Ora, ora, a cultura. Quando ouço a palavra cultura, puxo a minha arma e atiro um buquê de flores coloridas. Assim penso a cultura: vária, colorida, democrática.

Um fotógrafo italiano amigo meu, que vai expor individualmente no Louvre no ano que vem, telefona-me da Bahia, e pergunto como vai a mostra dele em Salvador. Ele parece decepcionado e comenta: “Hoje, no Brasil, artista que não é preto, indígena, mulher ou LGBT não tem vez.” A declaração é inquietante. Como? Será?
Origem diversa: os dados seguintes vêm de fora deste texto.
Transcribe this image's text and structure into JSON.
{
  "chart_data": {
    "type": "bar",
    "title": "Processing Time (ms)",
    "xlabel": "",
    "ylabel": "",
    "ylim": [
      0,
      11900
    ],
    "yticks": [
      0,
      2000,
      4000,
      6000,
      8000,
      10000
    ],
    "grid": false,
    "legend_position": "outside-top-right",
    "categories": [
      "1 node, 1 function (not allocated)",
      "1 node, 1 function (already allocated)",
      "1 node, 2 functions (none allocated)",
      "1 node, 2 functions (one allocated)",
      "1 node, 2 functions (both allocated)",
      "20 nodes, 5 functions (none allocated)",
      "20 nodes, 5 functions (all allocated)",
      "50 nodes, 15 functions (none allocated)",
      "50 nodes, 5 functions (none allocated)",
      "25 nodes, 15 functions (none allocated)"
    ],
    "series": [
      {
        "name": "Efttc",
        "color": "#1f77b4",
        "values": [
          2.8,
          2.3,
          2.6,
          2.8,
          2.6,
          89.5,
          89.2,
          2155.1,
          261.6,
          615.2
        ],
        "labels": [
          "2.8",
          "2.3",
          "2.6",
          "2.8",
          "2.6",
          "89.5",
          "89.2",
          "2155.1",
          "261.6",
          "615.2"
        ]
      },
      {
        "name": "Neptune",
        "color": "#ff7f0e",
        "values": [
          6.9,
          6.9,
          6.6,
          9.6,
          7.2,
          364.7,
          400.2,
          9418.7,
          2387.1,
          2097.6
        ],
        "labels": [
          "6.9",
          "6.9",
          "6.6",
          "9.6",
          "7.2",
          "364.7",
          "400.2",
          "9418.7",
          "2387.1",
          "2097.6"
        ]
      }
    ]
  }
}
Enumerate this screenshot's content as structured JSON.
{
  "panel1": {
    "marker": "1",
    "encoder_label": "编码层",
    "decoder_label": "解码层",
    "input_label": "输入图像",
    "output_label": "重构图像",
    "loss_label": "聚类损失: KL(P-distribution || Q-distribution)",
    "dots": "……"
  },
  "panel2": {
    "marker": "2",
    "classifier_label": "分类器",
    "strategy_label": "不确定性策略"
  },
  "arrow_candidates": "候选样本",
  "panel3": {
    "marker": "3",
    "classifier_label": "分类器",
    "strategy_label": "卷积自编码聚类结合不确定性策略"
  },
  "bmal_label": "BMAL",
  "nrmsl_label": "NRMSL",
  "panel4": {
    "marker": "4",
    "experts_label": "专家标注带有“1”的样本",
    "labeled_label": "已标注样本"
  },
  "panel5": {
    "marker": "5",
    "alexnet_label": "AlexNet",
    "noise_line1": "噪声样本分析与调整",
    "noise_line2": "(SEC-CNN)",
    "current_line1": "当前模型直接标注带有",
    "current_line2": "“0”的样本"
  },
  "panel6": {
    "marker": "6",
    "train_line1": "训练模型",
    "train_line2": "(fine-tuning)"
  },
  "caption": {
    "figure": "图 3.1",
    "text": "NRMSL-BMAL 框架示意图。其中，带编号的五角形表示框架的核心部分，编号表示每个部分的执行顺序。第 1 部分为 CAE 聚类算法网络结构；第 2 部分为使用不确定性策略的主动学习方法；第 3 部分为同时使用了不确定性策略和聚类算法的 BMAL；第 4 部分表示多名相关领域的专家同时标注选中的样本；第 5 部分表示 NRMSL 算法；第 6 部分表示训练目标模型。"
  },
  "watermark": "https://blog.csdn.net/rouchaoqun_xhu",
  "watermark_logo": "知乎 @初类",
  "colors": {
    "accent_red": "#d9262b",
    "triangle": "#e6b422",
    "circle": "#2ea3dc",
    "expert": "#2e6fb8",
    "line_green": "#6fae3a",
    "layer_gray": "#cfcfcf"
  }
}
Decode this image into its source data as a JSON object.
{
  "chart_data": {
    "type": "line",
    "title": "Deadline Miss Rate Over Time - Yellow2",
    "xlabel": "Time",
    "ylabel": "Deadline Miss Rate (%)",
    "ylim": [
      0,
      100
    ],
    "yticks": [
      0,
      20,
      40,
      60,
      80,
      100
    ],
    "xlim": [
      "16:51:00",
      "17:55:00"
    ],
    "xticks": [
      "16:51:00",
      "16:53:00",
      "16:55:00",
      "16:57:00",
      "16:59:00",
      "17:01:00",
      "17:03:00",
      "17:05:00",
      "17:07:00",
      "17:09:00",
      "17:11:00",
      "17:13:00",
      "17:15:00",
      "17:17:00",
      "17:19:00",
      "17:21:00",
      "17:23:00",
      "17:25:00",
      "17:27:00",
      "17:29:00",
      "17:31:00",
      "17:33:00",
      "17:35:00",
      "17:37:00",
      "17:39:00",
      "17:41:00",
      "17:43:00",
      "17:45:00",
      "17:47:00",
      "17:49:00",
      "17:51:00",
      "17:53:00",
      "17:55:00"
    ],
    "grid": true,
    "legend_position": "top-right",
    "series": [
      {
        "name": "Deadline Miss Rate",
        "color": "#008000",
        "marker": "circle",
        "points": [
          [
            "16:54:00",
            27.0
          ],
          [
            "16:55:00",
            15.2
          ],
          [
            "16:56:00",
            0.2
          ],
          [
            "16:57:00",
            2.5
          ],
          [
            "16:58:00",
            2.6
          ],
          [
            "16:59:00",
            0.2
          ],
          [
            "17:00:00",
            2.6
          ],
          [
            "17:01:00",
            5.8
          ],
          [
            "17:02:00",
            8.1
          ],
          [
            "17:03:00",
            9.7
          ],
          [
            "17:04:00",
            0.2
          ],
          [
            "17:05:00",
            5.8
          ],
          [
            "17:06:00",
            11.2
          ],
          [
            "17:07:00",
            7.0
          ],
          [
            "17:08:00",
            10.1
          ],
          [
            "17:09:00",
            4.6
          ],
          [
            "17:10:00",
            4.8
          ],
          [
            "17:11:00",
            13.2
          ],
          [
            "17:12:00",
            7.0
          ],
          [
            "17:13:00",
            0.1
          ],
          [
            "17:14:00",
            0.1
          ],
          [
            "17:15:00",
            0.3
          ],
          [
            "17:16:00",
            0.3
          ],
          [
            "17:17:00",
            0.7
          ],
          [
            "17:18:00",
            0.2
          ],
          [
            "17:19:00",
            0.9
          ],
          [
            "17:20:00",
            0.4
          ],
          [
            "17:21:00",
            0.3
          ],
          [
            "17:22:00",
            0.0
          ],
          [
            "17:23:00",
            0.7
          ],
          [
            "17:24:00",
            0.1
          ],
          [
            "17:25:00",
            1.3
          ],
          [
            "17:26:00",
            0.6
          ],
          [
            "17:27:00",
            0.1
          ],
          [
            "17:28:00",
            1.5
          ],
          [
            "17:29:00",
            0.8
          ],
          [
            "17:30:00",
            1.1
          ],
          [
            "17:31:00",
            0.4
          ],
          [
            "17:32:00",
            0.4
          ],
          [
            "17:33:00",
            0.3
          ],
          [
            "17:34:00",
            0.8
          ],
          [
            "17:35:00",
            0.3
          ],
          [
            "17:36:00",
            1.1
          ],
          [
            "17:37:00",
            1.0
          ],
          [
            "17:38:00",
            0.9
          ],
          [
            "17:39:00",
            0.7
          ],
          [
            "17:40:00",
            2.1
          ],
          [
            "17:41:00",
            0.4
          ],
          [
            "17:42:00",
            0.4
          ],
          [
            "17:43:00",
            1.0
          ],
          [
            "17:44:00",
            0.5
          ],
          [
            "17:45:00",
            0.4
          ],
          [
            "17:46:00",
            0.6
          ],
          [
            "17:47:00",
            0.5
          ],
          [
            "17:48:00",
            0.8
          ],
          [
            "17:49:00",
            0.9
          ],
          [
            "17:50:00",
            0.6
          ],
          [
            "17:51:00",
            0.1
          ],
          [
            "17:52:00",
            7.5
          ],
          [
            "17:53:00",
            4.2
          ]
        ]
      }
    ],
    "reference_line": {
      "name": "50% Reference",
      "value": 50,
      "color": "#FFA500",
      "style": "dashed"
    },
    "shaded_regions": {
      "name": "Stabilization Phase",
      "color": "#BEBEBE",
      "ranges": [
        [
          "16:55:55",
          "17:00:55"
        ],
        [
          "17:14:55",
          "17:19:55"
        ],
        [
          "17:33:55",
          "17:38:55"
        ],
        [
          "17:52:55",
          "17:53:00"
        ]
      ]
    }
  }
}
Em 2023, ano da repaginação democrática do Brasil, a grande Festa Literária Internacional de Parati, FLIP, restringiu (ou abriu?) seu leque de atrações e temas a escritores afrodescendentes, mulheres, indígenas e divergentes de gênero. Outros eventos de arte pelo país, com significativo apoio oficial, encamparam a ideia, e foi sendo criada uma linha. A seguir, as telenovelas, das sete, das oito e das nove horas abriram seus elencos para o protagonismo afro. A televisão estava mesmo precisando dessa abertura, que nos representa melhor como população e expande o mercado de trabalho. A Academia Brasileira de Letras abraçou a causa. Academias regionais a seguiram. Na música popular, nos palcos, nas exposições, nos shows, no cinema, na literatura, nas artes em geral, brasileiros que eram menos visíveis agora se destacam. Pessoas lindíssimas apareceram.

É oportuno lembrar que no futebol, até 1922, pretos não podiam disputar o campeonato da 1ª Divisão na Capital Federal, então o mais importante do país. Era um esporte amador de clubes de ricos e da classe média alta. O Vasco da Gama, com sua equipe formada por trabalhadores negros e brancos, ganhou o campeonato de 1923, recusou-se a banir os “desqualificados”, como exigia a Liga Metropolitana, e ajudou a mudar a história do nosso futebol.

Um sentimento de reparação social subjaz a essa atitude no meio cultural. Nada mais justo. Paguemos, pois, a dívida e vamos em frente. O Brasil é mais complexo do que seus preconceitos. Falta muita coisa para muita gente. Reparações, se não vêm na medida necessária, geram enganos, esquecimentos, paternalismos, frustrações. Na falta daquela imprensa significativa que bem informava milhões de leitores há duas décadas, obras de artistas que não preenchem o figurino podem estar flutuando no vácuo dos eventos e da internet. Bons livros podem não chegar aonde seus autores pretendiam. Criadores esperam uma onda favorável para surfar.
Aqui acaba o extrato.